Donor funding for SCTs has typically been given either to provide immediate relief for recipients, in particular in humanitarian aid, or as a tool to help governments in the Global South to build their own social protection systems, which are seen as an integral part of a responsible state taking care of its vulnerable citizens. However, ambitious “out of the box” thinking is emerging which explores large-scaling SCTs in the Global South as a way to substantially reduce or even eliminate poverty.

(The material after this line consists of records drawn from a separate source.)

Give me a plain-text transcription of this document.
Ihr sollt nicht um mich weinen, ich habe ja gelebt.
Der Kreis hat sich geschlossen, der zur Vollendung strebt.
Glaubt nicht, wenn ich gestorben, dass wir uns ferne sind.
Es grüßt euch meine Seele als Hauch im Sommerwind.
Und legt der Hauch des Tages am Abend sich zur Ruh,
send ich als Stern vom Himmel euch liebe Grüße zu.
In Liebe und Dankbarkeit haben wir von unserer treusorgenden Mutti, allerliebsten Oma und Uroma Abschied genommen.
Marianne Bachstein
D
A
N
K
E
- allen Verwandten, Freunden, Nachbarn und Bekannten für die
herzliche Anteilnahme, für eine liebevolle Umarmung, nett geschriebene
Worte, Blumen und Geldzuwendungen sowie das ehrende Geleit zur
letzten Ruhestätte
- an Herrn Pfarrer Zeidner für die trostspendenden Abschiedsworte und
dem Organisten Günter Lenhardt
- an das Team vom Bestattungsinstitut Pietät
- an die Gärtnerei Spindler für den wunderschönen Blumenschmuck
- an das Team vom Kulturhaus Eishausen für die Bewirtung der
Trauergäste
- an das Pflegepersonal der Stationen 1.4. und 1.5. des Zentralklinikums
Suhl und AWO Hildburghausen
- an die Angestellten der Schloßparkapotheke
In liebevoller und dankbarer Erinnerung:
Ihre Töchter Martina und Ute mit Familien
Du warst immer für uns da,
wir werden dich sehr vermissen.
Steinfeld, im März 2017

The key conclusion of our analysis is that shifting substantial parts of current ODA in Uganda to SCTs is predicted to lead to relatively large reductions in poverty levels. It is a banal and trivial point that giving poor people money results in reduced poverty. But the scale at which this could be achieved within current aid budgets in Uganda is far from banal. Our data suggest that reducing national poverty by close to 1/3 or 2/3 is possible and this would, seen in isolation, be remarkable. This comes with considerable opportunity costs, which are discussed in the paper.
Paper short abstract:
This paper analyses the use of cash transfers for the social protection response to Covid-19 in sub-Saharan Africa. It discusses the nature of reforms triggered by the pandemic and argues that the pace and extent of cash transfer expansion in the region have lagged behind global expectations.
Paper long abstract:
Heeding the calls from the global community, virtually all sub-Saharan African governments introduced social protection measures to mitigate the socio-economic impact of Covid-19. Cash transfers made up a third of the pandemic response, consisting in horizontal and vertical expansions of existing programmes and the launch of new emergency transfers. In addition, mobile payment technologies experienced a significant boost during the early stages of the pandemic, compared to pre-Covid times. Experts and policy makers were quick to label the pandemic as a turning point in terms of cash transfer coverage and payment digitization, based on the initial emergency response. However, announced programme expansions were slow to materialize, and most temporary emergency transfers did not last beyond 2020. Similarly, mobile payments may have played a key role in the emergency response phase, but rarely translated into reforms to existing payment systems. This paper explores the extend and nature of the cash transfer response to Covid-19 in sub-Saharan Africa, based on data collected for a mapping of Covid-19 responses by the International Policy Centre for Inclusive Growth in 2020 and 2021, supplemented by additional research. It contrasts the immediate emergency response with sustained long-term reforms two years after the outbreak of the pandemic, and argues that the pace and extent of cash transfer reforms in the region have lagged behind global expectations.